Cellular aspects of immunity to intracellular Salmonella enterica

Autor(en): Jantsch, Jonathan
Chikkaballi, Deepak
Hensel, Michael 
Stichwörter: ANTIGEN PRESENTATION; CD4 T-CELLS; CONTAINING VACUOLE; DENDRITIC CELLS; GENE-EXPRESSION; III SECRETION SYSTEM; Immunology; innate immune response; intracellular pathogen; NADPH PHAGOCYTE OXIDASE; NITRIC-OXIDE SYNTHASE; PATHOGENICITY ISLAND-2; Salmonella-containing vacuole; SEROVAR TYPHIMURIUM
Erscheinungsdatum: 2011
Herausgeber: WILEY
Journal: IMMUNOLOGICAL REVIEWS
Volumen: 240
Startseite: 185
Seitenende: 195
Zusammenfassung: 
Salmonella enterica is a frequent gastrointestinal pathogen with ability to cause diseases ranging from local gastrointestinal inflammation and diarrhea to life-threatening typhoid fever. Salmonella is an invasive, facultative intracellular pathogen that infects various cell types of the host and can survive and proliferate in different populations of immune cells.
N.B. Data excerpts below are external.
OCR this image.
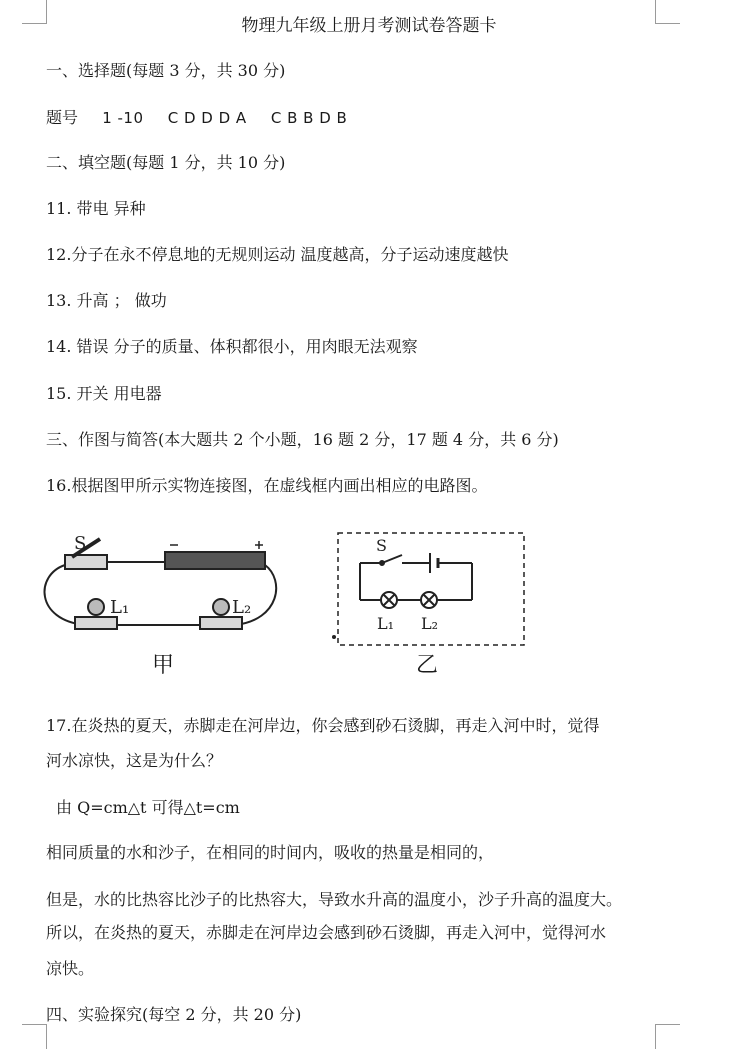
物理九年级上册月考测试卷答题卡
一、选择题(每题 3 分，共 30 分)
题号 1 -10 C D D D A C B B D B
二、填空题(每题 1 分，共 10 分)
11. 带电 异种
12.分子在永不停息地的无规则运动 温度越高，分子运动速度越快
13. 升高 ； 做功
14. 错误 分子的质量、体积都很小，用肉眼无法观察
15. 开关 用电器
三、作图与简答(本大题共 2 个小题，16 题 2 分，17 题 4 分，共 6 分)
16.根据图甲所示实物连接图，在虚线框内画出相应的电路图。
S
L₁	L₂
S
L₁ L₂
甲	乙
17.在炎热的夏天，赤脚走在河岸边，你会感到砂石烫脚，再走入河中时，觉得
河水凉快，这是为什么？
由 Q=cm△t 可得△t=cm
相同质量的水和沙子，在相同的时间内，吸收的热量是相同的，
但是，水的比热容比沙子的比热容大，导致水升高的温度小，沙子升高的温度大。
所以，在炎热的夏天，赤脚走在河岸边会感到砂石烫脚，再走入河中，觉得河水
凉快。
四、实验探究(每空 2 分，共 20 分)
During pathogenesis, Salmonella is confronted with various lines of immune defense. To successfully colonize host organisms, the pathogen deploys a set of sophisticated mechanisms of immune evasion and direct manipulation of immune cell functions. In addition to resistance against innate immune mechanisms, including the ability to avoid killing by macrophages and dendritic cells (DCs), Salmonella interferes with antigen presentation by DCs and the formation of an efficient adaptive immune response. In this review, we describe the current understanding of Salmonella virulence factors during intracellular life and focus on the recent advances in the understanding of interference of intracellular Salmonella with cellular functions of immune cells.